As a relatively new middle and high school Student Assistance Program Counselor (SAP) in 2008, I focused on early intervention and referral for, and prevention of, substance abuse and other youth mental health challenges. I regularly met with students who had been identified as in need of services through disciplinary infractions or general concerns of caring adults or peers. In addition to this direct service role, I advised a prevention group student leaders focusing on raising awareness about risky behaviors. Before long, I stumbled onto the fledgling Getting to initiative, which launched our school into a long-running exploration of Youth Participatory Action Research (YPAR) and youth-adult partnership which drew in students from both areas of my work those identified as needing direct services, and those who self-identified as leaders.
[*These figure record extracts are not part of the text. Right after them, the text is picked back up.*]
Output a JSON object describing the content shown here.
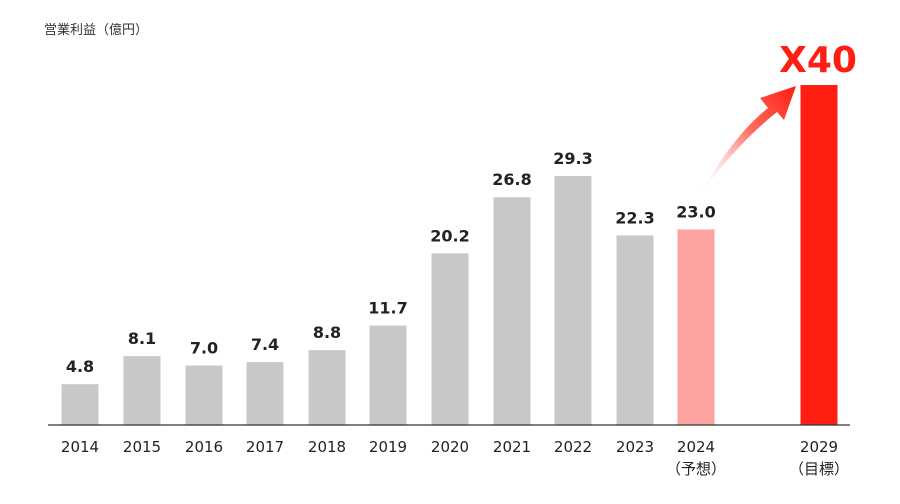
{
  "chart_data": {
    "type": "bar",
    "ylabel": "営業利益（億円）",
    "categories": [
      "2014",
      "2015",
      "2016",
      "2017",
      "2018",
      "2019",
      "2020",
      "2021",
      "2022",
      "2023",
      "2024",
      "2029"
    ],
    "category_sublabels": [
      "",
      "",
      "",
      "",
      "",
      "",
      "",
      "",
      "",
      "",
      "（予想）",
      "（目標）"
    ],
    "values": [
      4.8,
      8.1,
      7.0,
      7.4,
      8.8,
      11.7,
      20.2,
      26.8,
      29.3,
      22.3,
      23.0,
      40
    ],
    "value_labels": [
      "4.8",
      "8.1",
      "7.0",
      "7.4",
      "8.8",
      "11.7",
      "20.2",
      "26.8",
      "29.3",
      "22.3",
      "23.0",
      ""
    ],
    "ylim": [
      0,
      45
    ],
    "grid": false,
    "annotation": "X40",
    "colors": {
      "actual": "#c8c8c8",
      "forecast": "#fba39e",
      "target": "#ff1e12",
      "axis": "#333333"
    }
  }
}
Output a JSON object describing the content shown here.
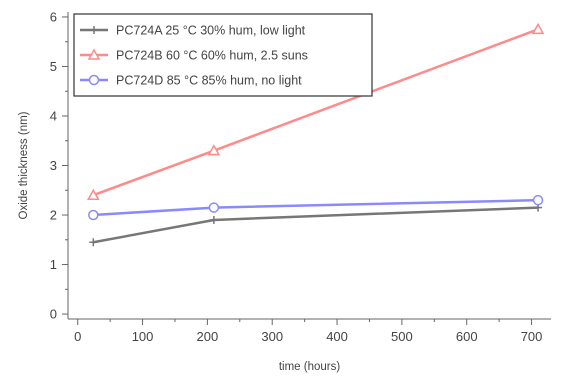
{
  "chart_data": {
    "type": "line",
    "xlabel": "time (hours)",
    "ylabel": "Oxide thickness (nm)",
    "xlim": [
      -15,
      730
    ],
    "ylim": [
      -0.1,
      6.1
    ],
    "x_ticks": [
      0,
      100,
      200,
      300,
      400,
      500,
      600,
      700
    ],
    "y_ticks": [
      0,
      1,
      2,
      3,
      4,
      5,
      6
    ],
    "grid": false,
    "legend_position": "top-left",
    "series": [
      {
        "name": "PC724A  25 °C 30% hum, low light",
        "color": "#777777",
        "marker": "plus",
        "x": [
          24,
          210,
          710
        ],
        "y": [
          1.45,
          1.9,
          2.15
        ]
      },
      {
        "name": "PC724B  60 °C 60% hum, 2.5 suns",
        "color": "#ff8a8a",
        "marker": "triangle",
        "x": [
          24,
          210,
          710
        ],
        "y": [
          2.4,
          3.3,
          5.75
        ]
      },
      {
        "name": "PC724D  85 °C 85% hum, no light",
        "color": "#8a8aff",
        "marker": "circle",
        "x": [
          24,
          210,
          710
        ],
        "y": [
          2.0,
          2.15,
          2.3
        ]
      }
    ]
  }
}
Together, these diverse groups of students worked in partnership with adults to apply data and youth voice to create positive change.

YPAR is an approach that trains young people to use research and data to improve their lives and the communities around them, redefining expert in a way that includes youth.Through GTY, students delved into their local Youth Risk Behavior Survey, identified what mattered to them in the data, explored root causes and potential solutions, and then worked in partnership with adults in the school and community to refine and implement concrete action steps. The students became the experts in understanding their own data and applying their experience and insights. The adults in our school and community engaged in meaningful dialogue about issues that mattered.

Over our years of participation in GTY, the students and I not only implemented our own action items directly, but also saw indirect effects of the intergenerational discussions that elevated awareness of the student’s priorities. These changes included both discreet events as well as larger culture shifts, including high school students teaching consent lessons in middle school health classes, assemblies targeting identified issues, a monthly Teen Log in the local paper whereby teens celebrated peer achievements, increased condom availability at school, inclusion of suicide prevention curriculum in health classes, and increased roles for youth in decision making.

I believe that our GTY experience supported a culture of youth engagement, as defined in the aforementioned Department of Health brief: when young people are involved in responsible, challenging actions to create positive change.The Department of Health further notes that, Research demonstrates that youth who feel empowered and feel they matter to people in their community are engaged in their own health and wellbeing in a way that promotes healthy behaviors (nutrition and physical exercise) and decreases harmful ones (alcohol, tobacco, and other drugs, impaired driving, and risky sexual activity). In other words, when young people have the skills and opportunities to use data and to engage with the larger community, good things happen for everyone!

As GTY passes its tenth birthday, I celebrate the fact that over 1000 student leaders at 79 different Vermont schools have had the chance to come together with their peers, teachers, parents and community members to use data, youth voice and youth-adult partnership to become agents of change.